19 Şubat 2008 Salı

cennet - cehennem - araf

geldin...
rengarenktin....

sonra tüm renklerini alıp gittin...

geldin....buz gibiydin...

kalbimi evirdin,çevirdin..... elinden düşürdün...

paramparça yapıp gittin....

cennetimdin önce - araf oldun belli süre - şimi cehennemimsin buz gibi ...

artık gelme...

12 Şubat 2008 Salı

bilmek lanetlenmek midir?
hiç bir şey bilmek istemiyorum.....bildiklerimi unutmak acılarımı söküp atmak istiyorum..
düşüşlerimi seyretmenden yoruldum....
konuşma !! duymak istemiyorum....
içimdeki tüm savaşları azat ediyorum, sana bırakıyorum ne varsa...

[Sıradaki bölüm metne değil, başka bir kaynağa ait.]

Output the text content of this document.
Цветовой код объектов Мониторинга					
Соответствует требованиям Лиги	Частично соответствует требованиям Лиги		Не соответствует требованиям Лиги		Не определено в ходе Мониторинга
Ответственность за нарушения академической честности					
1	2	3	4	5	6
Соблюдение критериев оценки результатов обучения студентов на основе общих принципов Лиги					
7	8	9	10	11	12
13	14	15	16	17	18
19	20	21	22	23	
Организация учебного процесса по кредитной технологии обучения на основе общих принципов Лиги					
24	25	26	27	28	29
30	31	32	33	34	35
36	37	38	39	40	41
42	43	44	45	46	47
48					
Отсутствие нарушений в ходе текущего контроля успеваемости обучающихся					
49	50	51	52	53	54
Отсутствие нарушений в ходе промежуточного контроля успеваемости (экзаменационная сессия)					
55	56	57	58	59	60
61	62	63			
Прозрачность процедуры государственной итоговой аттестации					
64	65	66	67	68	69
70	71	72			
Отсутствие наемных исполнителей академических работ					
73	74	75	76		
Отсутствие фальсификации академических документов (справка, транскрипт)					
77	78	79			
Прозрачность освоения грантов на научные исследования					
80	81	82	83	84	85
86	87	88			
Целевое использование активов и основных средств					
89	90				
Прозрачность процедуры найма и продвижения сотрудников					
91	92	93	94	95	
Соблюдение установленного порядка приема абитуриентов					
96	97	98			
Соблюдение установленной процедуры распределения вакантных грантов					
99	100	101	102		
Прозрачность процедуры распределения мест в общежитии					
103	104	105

lanetlenmek istemiyorum.... bilmek te....

içimdeki lanetle nasıl?

7 Şubat 2008 Perşembe

ses yok

İçimdeki tüm kelimeleri, cümleleri ne varsa hepsini doğurmak istiyorum… Sancılarımdan kurtulmak...

Bu şehre çakılıp kaldım hiçbir yere gidemiyorum… Kime ait anıları bekliyorum burada acaba… Kime ait kalıntılarla yaşıyorum bilmiyorum. Kapının kilitleri her gün kilitli içeriden, kapıyı mı kitliyorum yoksa kötülüklerden korunayım derken ruhumun sürgülerini üzerime mi çekiyorum farkında olmadan? Dört duvar değil belki ama kapalı beton yığının içindeyim duvarlarımla baş başa…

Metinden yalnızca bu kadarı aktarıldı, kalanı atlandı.